A raygun is a type of fictional device that fires a beam of (usually) destructive energy used in science fiction; a form of directed-energy weapon. They have various alternate names: ray gun, death ray, beam gun, blaster, laser gun, laser pistol, phaser, zap gun, etc. They are a well-known feature of science fiction; for such stories, they typically have the general function of guns. In most stories, when activated, a raygun emits a ray, typically visible, usually lethal if it hits a human target, often destructive if it hits mechanical objects, with properties and other effects unspecified or varying.

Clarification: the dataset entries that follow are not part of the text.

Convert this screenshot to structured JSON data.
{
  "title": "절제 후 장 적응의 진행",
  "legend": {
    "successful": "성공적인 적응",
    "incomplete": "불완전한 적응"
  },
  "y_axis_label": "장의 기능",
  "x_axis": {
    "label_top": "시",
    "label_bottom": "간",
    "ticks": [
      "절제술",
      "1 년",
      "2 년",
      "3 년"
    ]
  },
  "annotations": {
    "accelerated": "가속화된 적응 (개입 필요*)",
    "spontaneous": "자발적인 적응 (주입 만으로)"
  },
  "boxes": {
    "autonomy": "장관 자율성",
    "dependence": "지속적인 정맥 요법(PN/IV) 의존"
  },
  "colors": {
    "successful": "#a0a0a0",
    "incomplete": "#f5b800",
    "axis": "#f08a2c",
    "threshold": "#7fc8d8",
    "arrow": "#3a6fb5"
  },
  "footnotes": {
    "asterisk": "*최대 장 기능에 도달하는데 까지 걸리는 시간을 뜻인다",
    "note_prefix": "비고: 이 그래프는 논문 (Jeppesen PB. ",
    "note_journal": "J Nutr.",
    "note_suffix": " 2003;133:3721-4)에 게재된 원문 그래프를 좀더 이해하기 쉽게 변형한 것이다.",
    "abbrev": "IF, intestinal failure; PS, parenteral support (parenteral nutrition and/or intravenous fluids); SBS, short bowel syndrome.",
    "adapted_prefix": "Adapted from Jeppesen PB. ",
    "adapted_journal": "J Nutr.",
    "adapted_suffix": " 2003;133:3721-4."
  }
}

Real-life analogues are particle-beam weapons or electrolasers, electroshock weapons which send current along an electrically conductive laser-induced plasma channel.
A very early example of a raygun is the Heat-Ray featured in H. G. Wells' novel The War of the Worlds (1898). Science fiction during the 1920s described death rays. Early science fiction often described or depicted raygun beams making bright light and loud noise like lightning or large electric arcs.
According to The Encyclopedia of Science Fiction, the word "ray gun" was first used by Victor Rousseau in 1917, in a passage from The Messiah of the Cylinder:
All is not going well, Arnold: the ray-rods are emptying fast, and our attack upon the lower level of the wing has failed. Sanson has placed a ray-gun there. All depends on the air-scouts, and we must hold our positions until the battle-planes arrive.
The variant "ray projector" was used by John W. Campbell in The Black Star Passes in 1930. Related terms "disintegrator ray" dates to 1898 in Garrett P. Serviss' Edison's Conquest of Mars; "blaster" dates to 1925 in Nictzin Dyalhis' story "When the Green Star Waned;" and "needle ray" and "needler" date to 1934 in E.E. Smith's The Skylark of Valeron.